Find position function of freefall with air resistence ODE

[1s1]

Homework Statement

An object of mass $5$kg is released from rest $1000$m above the ground and allowed to fall under the influence of gravity. Assuming the force due to air resistance is proportional to the velocity of the object with proportionality constant $b=50$N-sec/m, determine the equation of motion (for the position $x(t)$) of the object.

Homework Equations

$$m\frac{dv}{dt} = mg-kv$$

The Attempt at a Solution

The given differential equation describes the velocity with respect to time. How do I turn it into a differential equation that describes the position with respect to time?

 

[STEMucator]

Homework Statement

An object of mass $5$kg is released from rest $1000$m above the ground and allowed to fall under the influence of gravity. Assuming the force due to air resistance is proportional to the velocity of the object with proportionality constant $b=50$N-sec/m, determine the equation of motion (for the position $x(t)$) of the object.

Homework Equations

$$m\frac{dv}{dt} = mg-kv$$

The Attempt at a Solution

The given differential equation describes the velocity with respect to time. How do I turn it into a differential equation that describes the position with respect to time?

Your relevant equation is a bit off, shouldn't it read $m\frac{dv}{dt} = (-1)(mg+kv)$?

If that's the case then solving it with the constraint that $v(0) = 0$ should simplify things a bit.

 

[1s1]

You may be right about the relevant equation being negative on the RHS. My book has it written as I did, but my prof mentioned that physicists sometimes make sign changes to the constant.

But I am still confused about how to make the function into a function of position? I assume you use the relationship $d=vt$? Or maybe there is an entirely different formula derived for the position rather than the velocity?

 

[STEMucator]

You may be right about the relevant equation being negative on the RHS. My book has it written as I did, but my prof mentioned that physicists sometimes make sign changes to the constant.

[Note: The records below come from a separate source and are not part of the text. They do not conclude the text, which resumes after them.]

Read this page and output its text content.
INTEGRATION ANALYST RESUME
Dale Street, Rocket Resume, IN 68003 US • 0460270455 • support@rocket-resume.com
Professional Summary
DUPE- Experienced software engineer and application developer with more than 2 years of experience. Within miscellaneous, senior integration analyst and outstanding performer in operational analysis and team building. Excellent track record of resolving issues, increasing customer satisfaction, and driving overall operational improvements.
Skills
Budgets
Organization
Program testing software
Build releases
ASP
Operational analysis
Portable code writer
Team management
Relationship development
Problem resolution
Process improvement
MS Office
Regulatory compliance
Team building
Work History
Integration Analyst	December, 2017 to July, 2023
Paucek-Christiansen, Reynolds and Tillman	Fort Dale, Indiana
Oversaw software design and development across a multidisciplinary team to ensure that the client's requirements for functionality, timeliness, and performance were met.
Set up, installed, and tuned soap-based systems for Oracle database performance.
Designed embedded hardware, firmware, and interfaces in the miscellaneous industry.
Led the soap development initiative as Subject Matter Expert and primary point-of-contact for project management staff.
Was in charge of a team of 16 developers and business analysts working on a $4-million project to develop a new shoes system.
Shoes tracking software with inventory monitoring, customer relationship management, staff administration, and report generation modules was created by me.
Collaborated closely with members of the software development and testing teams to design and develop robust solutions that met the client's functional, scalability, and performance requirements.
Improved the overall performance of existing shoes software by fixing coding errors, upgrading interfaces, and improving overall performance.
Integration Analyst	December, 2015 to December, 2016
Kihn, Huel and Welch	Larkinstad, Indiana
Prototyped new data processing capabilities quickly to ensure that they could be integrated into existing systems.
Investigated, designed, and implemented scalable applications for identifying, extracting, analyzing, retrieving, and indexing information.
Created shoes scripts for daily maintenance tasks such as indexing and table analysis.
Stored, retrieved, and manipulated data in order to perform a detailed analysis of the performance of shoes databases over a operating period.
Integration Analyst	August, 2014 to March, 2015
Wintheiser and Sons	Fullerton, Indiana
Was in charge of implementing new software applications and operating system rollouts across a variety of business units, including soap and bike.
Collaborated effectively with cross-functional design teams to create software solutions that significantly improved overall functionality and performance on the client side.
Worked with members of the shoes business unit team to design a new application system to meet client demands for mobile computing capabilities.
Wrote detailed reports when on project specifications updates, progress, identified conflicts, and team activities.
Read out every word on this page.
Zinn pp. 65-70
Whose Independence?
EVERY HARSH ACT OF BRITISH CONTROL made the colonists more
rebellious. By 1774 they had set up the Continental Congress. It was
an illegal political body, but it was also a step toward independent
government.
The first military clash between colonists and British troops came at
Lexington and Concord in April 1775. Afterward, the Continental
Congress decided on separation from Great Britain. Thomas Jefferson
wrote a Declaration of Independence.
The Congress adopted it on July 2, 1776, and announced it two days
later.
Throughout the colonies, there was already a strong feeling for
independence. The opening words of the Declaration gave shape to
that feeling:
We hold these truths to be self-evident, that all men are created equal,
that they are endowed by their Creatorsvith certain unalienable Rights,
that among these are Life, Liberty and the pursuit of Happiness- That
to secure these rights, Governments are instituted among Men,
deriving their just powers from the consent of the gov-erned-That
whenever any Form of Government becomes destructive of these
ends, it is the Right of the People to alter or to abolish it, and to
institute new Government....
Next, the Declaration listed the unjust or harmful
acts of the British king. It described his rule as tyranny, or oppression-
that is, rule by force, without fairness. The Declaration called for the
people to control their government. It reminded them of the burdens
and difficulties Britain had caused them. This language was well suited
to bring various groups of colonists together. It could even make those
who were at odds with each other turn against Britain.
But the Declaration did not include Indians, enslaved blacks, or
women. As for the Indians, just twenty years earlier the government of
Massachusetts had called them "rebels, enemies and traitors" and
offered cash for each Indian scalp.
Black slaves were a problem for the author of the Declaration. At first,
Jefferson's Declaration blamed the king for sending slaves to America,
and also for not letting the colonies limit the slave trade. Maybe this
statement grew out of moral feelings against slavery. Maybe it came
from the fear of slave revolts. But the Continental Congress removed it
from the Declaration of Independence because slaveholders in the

But I am still confused about how to make the function into a function of position? I assume you use the relationship $d=vt$? Or maybe there is an entirely different formula derived for the position rather than the velocity?

Notice this was part of your question:

An object of mass 5kg is released from rest

This means at $t=0$, the velocity of the object is zero. That's why I mentioned solving the equation with the constraint $v(0) = 0$. Right now you have an acceleration equation since it involves derivatives of velocity, but if you integrate acceleration, you get velocity;if you integrate vel...

 

[vanhees71]

the sign is given by the direction of the $x$ axis. If you define it to point "down", i.e., in direction of the constant gravitation force, the positive sign $+mg$ is correct. The sign in $-k v$ (assuming $k>0$) is the same for both directions of the $x$ axis, because the friction force must always be such that it tends to decrease $v$.

Further note, that you have a nice inhomogeneous linear differential equation of first order with constant coefficients, which is pretty easy to solve by separation of variables. The gives you $v(t)$.

Then you have to solve another very simple equation
$$v=\frac{\mathrm{d} x}{\mathrm{d} t}.$$
Given $v$, it's very clear, how to get $x(t)$!

 

[Mandelbroth]

Your relevant equation is a bit off, shouldn't it read $m\frac{dv}{dt} = (-1)(mg+kv)$?

Why? Air RESISTANCE implies that it will go against the direction of acceleration. This is a physics problem, primarily.

We're supposed to solve the equation and make a position function, right? I will denote $\frac{dv}{dt}$ as $v'$, for clarity and ease of notation (id est, laziness. It's a friday. Give me a break :tongue:).

I'm assuming we have $k=b$, right? So, we have $$mv'=mg-bv \\ v' +\frac{b}{m}v=g.$$ In this form, we can introduce an integrating factor. Can you take it from there?

Edit: vanhees71 got there first by noting the inhomogeneous equation.

Given $v$, it's very clear, how to get $x(t)$!

Indeed. Finding $\Gamma(x(t)+1)$ is easy once we have $v$.

 

[1s1]

This is very helpful, thanks!

 

[STEMucator]

the sign is given by the direction of the $x$ axis. If you define it to point "down", i.e., in direction of the constant gravitation force, the positive sign $+mg$ is correct. The sign in $-k v$ (assuming $k>0$) is the same for both directions of the $x$ axis, because the friction force must always be such that it tends to decrease $v$.

Further note, that you have a nice inhomogeneous linear differential equation of first order with constant coefficients, which is pretty easy to solve by separation of variables. The gives you $v(t)$.

Then you have to solve another very simple equation
$$v=\frac{\mathrm{d} x}{\mathrm{d} t}.$$
Given $v$, it's very clear, how to get $x(t)$!

I suppose it depends on how you decide to define up and down.

For me that's dependent on the day of the week :P.